Technology and value-based reimbursement
By Zachary Blunt, manager, product management
Preparing for value-based reimbursement is a challenge for many practices. In addition to undertaking the traditional fee-for-service billing workflows, which are still necessary, a practice also must be prepared to measure, report on, and improve quality while reducing cost.
It’s not a simple endeavor.
Congress and the Center for Medicare and Medicaid Services (CMS) have developed programs and regulations to help clinicians adapt to these payment arrangements, but these are complex in and of themselves.
Although the title of this blog is “Technology and value-based reimbursement,” we’re going to cover broader ground. With respect to the intersection of value-based care and technology, we’ve observed that successful organizations leverage their people and processes in conjunction with technology to maximize the efficacy of care delivery.
- Dedicate a technology champion in the organization. Any piece of technology is only as good as the buy-in it has from the people who implement and use it. Dedicate somebody in the practice to act as an evangelist for the technology your organization has invested in, and try to involve them and your staff as you consider different tech stacks.
- Invest in upfront and ongoing training when implementing an EHR or any other technology that has significant impact on workflows. Foundationally, clinical software is complex because there’s nothing more complex to document than a patient and his or her experience. Moreover, clinical information evolves over time as medicine advances. Couple that with the fact that software is frequently “agile” — or changing — and you have tremendous complexity in many products. However, several studies have demonstrated that investing in upfront training and ongoing refreshers can improve not only the efficacy of your technology, but your clinicians’ overall satisfaction with their jobs.
- Make sure your staff has experience with clinical coding. This relates to the point about training. For any technology or analytics to deliver value, it must capture data in certain standards-based formats. Which formats you’ll use will depend on your measure selection. Make sure your staff has been educated about the importance of knowing what codes to use and when. Navigating the world of CPTs, ICDs, SNOMEDs, and LOINCs makes all the difference in terms of making sure you get credit for the services you deliver.
- Analyze your workflows to identify gaps with clinical quality measures (CQMs). Each CQM has a measure specification document that maps out what codes to enter so that the numerator of the measure will be populated when you report. Take each measure you report and examine the measure specification. Create a measure document with current practice workflows and conduct a gap analysis to see if you’re entering the right procedure, lab, and diagnosis codes for each measure you’ll report on. Then, where needed, adjust your clinicians’ workflows so your data is being captured.
- Select measures that align across the programs in which you participate. Private payers, CMS, and accrediting entities such as the National Clinical Quality Association (NCQA) all use different sets of measures. Measures can vary across payers in nuanced ways that affect your workflows. They can even vary by submission mechanism (i.e. EHR vs. registry). Make sure they align to keep your clinicians’ workflows as simple as possible.

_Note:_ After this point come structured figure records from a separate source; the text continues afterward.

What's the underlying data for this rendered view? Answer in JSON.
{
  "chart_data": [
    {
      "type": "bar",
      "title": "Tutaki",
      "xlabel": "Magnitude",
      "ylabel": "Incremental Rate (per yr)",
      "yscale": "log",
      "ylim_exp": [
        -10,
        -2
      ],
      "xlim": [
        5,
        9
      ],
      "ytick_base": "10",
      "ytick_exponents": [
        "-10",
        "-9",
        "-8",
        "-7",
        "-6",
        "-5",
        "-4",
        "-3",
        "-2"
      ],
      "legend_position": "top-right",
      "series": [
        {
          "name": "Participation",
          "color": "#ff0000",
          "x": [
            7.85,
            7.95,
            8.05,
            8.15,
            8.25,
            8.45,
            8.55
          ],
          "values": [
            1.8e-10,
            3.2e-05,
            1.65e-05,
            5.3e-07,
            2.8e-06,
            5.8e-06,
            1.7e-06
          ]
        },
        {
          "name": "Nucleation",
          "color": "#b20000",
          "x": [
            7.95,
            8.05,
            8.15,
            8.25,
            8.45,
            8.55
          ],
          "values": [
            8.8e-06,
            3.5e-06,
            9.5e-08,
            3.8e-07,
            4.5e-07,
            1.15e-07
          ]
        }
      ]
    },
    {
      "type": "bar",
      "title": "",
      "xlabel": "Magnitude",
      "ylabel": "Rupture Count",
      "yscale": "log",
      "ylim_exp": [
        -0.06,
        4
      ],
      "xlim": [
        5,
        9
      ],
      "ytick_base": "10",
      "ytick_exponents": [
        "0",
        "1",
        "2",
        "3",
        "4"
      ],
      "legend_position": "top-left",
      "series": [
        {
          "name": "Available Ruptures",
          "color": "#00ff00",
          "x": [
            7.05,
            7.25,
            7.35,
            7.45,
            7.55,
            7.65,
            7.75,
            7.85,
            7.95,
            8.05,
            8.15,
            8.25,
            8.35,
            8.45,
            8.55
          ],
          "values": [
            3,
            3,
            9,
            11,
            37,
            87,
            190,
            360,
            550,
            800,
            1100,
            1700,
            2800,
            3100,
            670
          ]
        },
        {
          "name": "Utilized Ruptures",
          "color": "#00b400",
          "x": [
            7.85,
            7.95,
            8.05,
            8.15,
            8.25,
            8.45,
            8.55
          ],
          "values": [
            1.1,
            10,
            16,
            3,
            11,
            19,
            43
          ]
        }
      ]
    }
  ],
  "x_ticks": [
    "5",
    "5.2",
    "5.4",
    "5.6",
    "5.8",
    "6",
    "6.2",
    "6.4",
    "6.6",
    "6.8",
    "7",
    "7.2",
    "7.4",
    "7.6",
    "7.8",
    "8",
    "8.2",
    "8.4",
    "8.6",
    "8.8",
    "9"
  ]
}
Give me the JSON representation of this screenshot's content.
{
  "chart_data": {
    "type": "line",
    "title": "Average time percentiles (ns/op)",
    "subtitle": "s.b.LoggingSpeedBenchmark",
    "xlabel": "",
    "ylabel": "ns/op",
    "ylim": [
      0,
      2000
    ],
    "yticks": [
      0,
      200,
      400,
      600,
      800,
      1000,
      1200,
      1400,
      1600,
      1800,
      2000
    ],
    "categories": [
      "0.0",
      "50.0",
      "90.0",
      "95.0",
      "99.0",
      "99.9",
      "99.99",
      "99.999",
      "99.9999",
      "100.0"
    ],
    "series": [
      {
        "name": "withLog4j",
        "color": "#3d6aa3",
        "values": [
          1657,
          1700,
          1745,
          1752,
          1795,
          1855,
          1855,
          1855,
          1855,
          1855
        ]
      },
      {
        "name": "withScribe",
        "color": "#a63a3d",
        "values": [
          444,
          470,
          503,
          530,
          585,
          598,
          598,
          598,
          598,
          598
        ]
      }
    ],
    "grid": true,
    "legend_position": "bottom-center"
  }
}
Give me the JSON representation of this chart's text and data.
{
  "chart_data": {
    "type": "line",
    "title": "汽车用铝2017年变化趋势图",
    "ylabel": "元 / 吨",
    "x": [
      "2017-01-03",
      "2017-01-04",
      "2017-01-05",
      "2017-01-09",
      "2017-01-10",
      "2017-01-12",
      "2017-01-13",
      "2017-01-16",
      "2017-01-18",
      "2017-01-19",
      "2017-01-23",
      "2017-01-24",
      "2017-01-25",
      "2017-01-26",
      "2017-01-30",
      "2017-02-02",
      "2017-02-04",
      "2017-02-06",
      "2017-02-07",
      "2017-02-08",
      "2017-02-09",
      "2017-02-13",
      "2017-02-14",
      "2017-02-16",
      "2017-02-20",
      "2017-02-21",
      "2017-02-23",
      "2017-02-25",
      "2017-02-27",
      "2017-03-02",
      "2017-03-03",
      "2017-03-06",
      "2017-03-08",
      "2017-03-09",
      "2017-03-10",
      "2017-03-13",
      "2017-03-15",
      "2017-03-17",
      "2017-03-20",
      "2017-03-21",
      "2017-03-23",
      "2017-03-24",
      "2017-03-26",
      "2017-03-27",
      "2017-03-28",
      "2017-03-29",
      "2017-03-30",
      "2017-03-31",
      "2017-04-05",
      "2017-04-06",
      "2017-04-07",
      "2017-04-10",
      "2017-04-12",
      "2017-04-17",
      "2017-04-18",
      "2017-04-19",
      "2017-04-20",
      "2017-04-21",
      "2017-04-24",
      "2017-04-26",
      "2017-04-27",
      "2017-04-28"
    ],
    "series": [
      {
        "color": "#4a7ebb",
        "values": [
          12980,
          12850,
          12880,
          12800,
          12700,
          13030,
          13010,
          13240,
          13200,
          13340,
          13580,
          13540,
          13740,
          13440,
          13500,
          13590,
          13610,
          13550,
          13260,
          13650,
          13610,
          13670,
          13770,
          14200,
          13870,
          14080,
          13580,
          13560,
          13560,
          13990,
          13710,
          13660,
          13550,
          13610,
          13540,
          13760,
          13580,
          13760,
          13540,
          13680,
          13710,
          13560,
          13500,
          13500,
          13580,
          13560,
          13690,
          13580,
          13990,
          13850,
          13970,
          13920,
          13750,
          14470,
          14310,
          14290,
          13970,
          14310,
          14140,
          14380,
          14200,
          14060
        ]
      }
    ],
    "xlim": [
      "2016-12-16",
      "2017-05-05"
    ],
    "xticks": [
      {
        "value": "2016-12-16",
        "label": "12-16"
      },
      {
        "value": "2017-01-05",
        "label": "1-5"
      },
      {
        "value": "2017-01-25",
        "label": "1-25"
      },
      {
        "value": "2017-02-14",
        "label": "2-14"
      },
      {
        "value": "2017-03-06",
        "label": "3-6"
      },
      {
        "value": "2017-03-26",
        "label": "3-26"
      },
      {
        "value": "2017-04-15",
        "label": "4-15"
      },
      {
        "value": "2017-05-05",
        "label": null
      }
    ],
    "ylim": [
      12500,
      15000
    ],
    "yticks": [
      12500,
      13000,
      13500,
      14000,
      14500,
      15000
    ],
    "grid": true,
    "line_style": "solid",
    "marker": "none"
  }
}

- Leverage analytics to close performance gaps. Now that your processes are set up and your people are trained, you can take advantage of the full power of analytics. You can identify open care gaps for preventive screenings and annual wellness visits, which have no Medicare patient copay. You can also measure your clinicians’ performance over time. For those who are underperforming, you now have the data you need to engage in a conversation with them and share best practices.
- Share data. The importance of sharing data cannot be understated. First, engage your medical neighborhood to establish interfaces within your referral network. Clinical data usually can be loaded daily, so you’ll have an ongoing view of patients’ visits through the system, such as hospitalizations at the local hospital. Next, make sure you have patient-level claims files from your payers, including CMS. Establishing claims data-sharing relationships may require a risk-based arrangement, but now is the time to begin those conversations and share your vision for reducing admissions for your most vulnerable populations. While claims feeds generally are 90 days in arrears, the benefit they bring is that the data is truly global. There is no HIE that can cover every medical institution in the United States. People travel.
- Leverage 2015 CEHRT and patient engagement tools. The 2015 editions of Certified Electronic Health Record Technology (CEHRT) offer significant benefits. Care plans are now longitudinal and give you a more holistic look at a patient’s care and his or her progress. You also can change or cancel electronic prescriptions. Immunization registries are becoming bidirectional. Take advantage of these changes by upgrading sooner rather than later, and — going back to the first section of this blog — train your folks on the new 2015 CEHRT.
- Use technology to connect with patients. A new cohort of beneficiaries is entering Medicare — members of the baby boom generation. These patients tend to be tech-savvy. Make sure you take advantage of this tectonic shift. Deploy a patient portal so patients can review their care plans and keep track of what their doctors tell them. Patient reminders can also play a role. For example, you could remind a patient to come in for a screening while delivering a link to education on how to prepare for the screening.